For riders to secure themselves safely with QUANTUM, the process is simple. The bus driver releases the vehicle’s ramp for the rider. The rider embarks on the bus and centers their wheelchair on the backboard of the QUANTUM system. When the rider presses the “Secure” button, the system takes approximately 25 seconds to safely secure the wheelchair. The driver presses an additional button for the final squeeze, and the trip is back underway.

“While the Q’POD self-tensioning system lessens CATS’s risk of wheelchair tipping and reduces operator injuries,” said Mitch Drouillard, southern regional sales manager for Q’STRAINT, “QUANTUM is the pinnacle of modern safety technology. It is an an ADA independence evolution with telematics, allowing agencies to make operational decisions based on data.”
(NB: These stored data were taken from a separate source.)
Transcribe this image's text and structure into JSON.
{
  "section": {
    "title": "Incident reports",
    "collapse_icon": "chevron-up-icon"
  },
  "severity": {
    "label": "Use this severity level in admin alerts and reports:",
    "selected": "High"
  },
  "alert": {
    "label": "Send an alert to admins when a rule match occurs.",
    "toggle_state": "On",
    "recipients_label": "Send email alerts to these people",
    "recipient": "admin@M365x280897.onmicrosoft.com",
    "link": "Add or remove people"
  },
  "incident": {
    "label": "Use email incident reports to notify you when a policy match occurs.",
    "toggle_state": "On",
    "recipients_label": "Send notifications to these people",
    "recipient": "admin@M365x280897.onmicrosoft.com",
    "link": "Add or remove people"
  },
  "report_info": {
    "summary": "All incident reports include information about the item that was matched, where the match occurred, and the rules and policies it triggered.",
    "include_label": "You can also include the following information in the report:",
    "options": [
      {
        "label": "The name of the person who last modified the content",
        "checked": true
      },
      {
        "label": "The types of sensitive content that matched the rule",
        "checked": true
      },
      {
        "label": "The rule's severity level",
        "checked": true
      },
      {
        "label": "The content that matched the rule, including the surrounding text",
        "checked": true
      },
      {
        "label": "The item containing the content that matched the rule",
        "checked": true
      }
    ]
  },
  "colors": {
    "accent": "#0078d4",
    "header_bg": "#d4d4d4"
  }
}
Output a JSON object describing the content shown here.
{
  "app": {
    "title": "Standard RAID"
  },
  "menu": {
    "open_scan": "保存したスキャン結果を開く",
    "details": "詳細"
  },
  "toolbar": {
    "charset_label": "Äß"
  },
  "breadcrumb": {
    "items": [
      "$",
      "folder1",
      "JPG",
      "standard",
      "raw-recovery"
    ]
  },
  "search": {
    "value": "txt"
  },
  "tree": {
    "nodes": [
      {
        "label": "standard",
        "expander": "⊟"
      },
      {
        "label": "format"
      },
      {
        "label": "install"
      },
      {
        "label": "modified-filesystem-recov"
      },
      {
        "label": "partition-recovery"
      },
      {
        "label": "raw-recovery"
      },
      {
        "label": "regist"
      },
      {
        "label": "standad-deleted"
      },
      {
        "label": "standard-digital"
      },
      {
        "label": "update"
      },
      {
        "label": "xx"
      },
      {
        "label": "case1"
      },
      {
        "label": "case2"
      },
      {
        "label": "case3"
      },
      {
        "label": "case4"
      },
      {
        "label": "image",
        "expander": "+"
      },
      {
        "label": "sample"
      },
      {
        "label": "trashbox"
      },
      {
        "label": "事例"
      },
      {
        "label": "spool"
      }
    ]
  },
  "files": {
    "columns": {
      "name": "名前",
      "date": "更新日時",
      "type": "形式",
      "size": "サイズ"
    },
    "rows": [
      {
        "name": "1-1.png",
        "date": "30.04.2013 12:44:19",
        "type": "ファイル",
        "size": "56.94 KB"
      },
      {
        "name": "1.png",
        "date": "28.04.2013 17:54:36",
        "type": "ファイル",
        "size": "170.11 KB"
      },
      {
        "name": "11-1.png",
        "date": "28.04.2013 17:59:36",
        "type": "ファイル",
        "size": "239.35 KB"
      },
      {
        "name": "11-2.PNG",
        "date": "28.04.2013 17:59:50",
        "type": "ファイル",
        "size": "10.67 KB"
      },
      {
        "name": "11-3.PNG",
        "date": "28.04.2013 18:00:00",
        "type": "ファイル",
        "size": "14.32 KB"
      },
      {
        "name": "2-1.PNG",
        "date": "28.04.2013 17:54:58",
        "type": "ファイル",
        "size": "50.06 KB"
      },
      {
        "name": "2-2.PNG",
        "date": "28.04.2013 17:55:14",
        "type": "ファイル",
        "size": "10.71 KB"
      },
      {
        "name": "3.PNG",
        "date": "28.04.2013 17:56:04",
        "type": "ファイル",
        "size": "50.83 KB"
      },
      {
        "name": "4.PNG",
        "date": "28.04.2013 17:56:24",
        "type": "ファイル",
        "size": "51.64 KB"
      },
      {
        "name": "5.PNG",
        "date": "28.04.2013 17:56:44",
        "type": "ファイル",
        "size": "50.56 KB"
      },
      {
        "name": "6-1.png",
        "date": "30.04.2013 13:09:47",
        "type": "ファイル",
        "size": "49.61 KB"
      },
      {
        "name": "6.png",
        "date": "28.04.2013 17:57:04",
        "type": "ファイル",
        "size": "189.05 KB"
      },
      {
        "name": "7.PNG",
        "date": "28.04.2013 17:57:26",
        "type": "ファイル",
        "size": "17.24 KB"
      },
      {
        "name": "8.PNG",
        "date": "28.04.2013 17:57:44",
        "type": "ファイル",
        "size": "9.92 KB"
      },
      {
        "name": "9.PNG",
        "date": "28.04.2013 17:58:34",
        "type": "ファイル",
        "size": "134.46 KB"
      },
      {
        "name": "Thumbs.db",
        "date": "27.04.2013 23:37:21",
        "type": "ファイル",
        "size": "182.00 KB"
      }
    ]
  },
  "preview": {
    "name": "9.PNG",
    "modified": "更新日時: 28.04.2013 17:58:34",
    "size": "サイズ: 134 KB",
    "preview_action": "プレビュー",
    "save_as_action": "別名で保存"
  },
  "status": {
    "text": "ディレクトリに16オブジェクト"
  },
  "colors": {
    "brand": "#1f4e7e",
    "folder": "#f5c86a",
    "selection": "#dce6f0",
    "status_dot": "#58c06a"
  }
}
In conjunction with the Q’POD tensioning system by Q’STRAINT, CATS developed a novel new way for its ADA passengers to ride in comfort: the C3-SPACE.

Developing the C3-SPACE

CATS refers to the section of the bus that houses the QUANTUM for ADA riders as the C3-SPACE and embarked on a pilot program to test proof of concept. In addition to the securement tensioning system, the space also provides a privacy barrier and a dedicated wayfinding screen for rear-facing riders in the QUANTUM system. CATS obtained the QUANTUM and support components through Gillig parts contracts, in addition to developing a one-of-a-kind privacy barrier in partnership with a leading manufacturer.

The C3-SPACE aligns with the City of Charlotte’s strategic ADA Transition Plan to address any barriers to achieve better accessibility. The ADA Transition Plan’s goal for success is that accessibility is no longer a separate item to be considered – rather, it becomes part of the transit culture and is seamlessly incorporated into the workflow.

All new bus purchases will include the C3-SPACE and will be funded through a combination of local funds, formula, and competitive grants, making the C3-SPACE affordable for any size transit property.

The solution is unique to Charlotte and CATS, perhaps even to public transit. Incorporating existing OEM technologies with original cutting-edge designs has changed how the ADA community travels.  Passengers no longer require assistance – they now have the ability for self-determining travel.

“The incorporation of multiple technologies brings a 100-percent fully-dedicated mobility space that is the conduit for an independent and autonomous transportation experience for Charlotte’s ADA community,” said Jennifer Fehribach, general manager of the Bus Operations Division of CATS. “It provides 100 percent independence, equal to that of ambulatory passengers.”

Implementation and Testing

The C3-SPACE (incorporating QUANTUM) prototype required several iterations of the incorporated space and includes newly developed components. The implementation process spanned several months due to prototype component fabrication and sourcing of atypical components. New buses will have the C3-SPACE installed by the bus manufacturer during production. The project team and Vendor Partners collaborated as a think tank in such a manner that setbacks were nominal, and solutions were identified quickly.  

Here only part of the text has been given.